Remote work has permanently restructured how people think about where they live. With roughly 27% of full-time employees working fully remote and another 52% in hybrid arrangements, many renters need housing that can adapt to a life in flux. Shorter-term leases, renewal options, and roommate-friendly agreements carry real weight in leasing conversations, particularly for younger renters navigating career transitions or unsettled living situations.

How Agents Can Deliver This Spring

Know the Local Market Cold

Rent trends vary significantly by region right now. Markets in the Northeast and Midwest are seeing modest price increases, while many Sun Belt markets (Austin, Phoenix, Atlanta) are still working through oversupply. Knowing whether your market favors the renter or the landlord, and by how much, lets you advise clients with real authority and help them negotiate when appropriate.

Make Your Listings Do More Work

Given how long units are sitting on the market, listings that stand out get leased. Invest in:

  • High-quality photos that show natural light and actual room size
  • Accurate, specific descriptions (fiber internet? say so. pet deposit details? include them)
  • Video walkthroughs or virtual tours, increasingly expected by younger renters
  • Mobile-optimized presentation on every platform

Lead With the Practical Wins

Walk into every showing with the renter's lifestyle in mind. For a pet owner: where's the nearest park? Does the building have a dog run? For a remote worker: is there a co-working space or reliable building Wi-Fi?

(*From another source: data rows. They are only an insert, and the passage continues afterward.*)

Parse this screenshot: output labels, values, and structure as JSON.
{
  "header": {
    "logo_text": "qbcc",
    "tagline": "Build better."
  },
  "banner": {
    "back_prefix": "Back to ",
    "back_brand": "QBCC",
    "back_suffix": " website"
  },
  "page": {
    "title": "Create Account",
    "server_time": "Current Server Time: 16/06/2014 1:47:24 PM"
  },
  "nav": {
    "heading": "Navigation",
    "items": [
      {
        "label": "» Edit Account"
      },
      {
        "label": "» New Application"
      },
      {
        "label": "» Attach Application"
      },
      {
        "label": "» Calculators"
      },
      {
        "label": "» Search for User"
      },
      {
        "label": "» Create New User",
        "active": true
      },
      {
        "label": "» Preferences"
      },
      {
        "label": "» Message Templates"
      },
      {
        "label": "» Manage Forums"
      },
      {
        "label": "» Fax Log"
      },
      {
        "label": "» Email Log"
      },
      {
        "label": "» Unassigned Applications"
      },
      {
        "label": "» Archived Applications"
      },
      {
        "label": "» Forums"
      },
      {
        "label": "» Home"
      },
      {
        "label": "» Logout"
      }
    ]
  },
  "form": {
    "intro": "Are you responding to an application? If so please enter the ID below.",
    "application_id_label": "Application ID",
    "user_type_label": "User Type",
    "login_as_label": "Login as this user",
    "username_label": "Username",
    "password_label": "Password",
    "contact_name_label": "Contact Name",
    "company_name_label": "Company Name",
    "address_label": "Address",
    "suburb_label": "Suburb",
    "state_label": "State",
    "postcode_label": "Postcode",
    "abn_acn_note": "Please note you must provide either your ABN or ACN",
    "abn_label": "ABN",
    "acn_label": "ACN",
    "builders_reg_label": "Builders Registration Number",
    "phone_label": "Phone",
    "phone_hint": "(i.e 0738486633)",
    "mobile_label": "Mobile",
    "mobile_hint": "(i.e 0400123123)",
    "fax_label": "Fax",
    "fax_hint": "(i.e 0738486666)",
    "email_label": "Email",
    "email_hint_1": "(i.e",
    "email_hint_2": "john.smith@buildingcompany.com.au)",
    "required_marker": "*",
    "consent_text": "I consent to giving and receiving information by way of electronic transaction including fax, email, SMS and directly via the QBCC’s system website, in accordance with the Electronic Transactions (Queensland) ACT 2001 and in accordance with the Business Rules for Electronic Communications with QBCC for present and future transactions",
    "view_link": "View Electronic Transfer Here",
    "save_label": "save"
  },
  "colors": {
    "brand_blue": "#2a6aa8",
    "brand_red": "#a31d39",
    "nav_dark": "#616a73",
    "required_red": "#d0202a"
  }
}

For someone watching their budget: what are the all-in monthly costs including utilities and fees?

Agents who can answer these questions before being asked come across as partners, not salespeople.

Communicate the Way They Want to Communicate

Younger renters may not pick up a cold call, but they'll respond to a well-timed text. Be responsive across channels (email, text, and DMs) and match the client's preferred cadence. Quick, direct communication signals that the landlord-tenant experience will be equally smooth.

Help Clients Understand Their Leverage

In a market with rising vacancies and softening rents in many cities, renters have more room to negotiate than in years past. Whether that's a reduced deposit, a free month, or a longer rent lock-in, helping your clients understand and use that leverage positions you as a genuinely valuable advocate, and earns referrals.

The Bottom Line

This spring, the rental market rewards agents who show up prepared. Your clients are value-conscious, digitally fluent, and not afraid to walk away from a deal that doesn't feel right. But they're also making real decisions about where they'll live, and they want an agent who takes that seriously.

Meet them where they are: with accurate information, a seamless process, and a genuine understanding of what matters most to them right now. That's not just good service. That's how you build a client base that keeps coming back.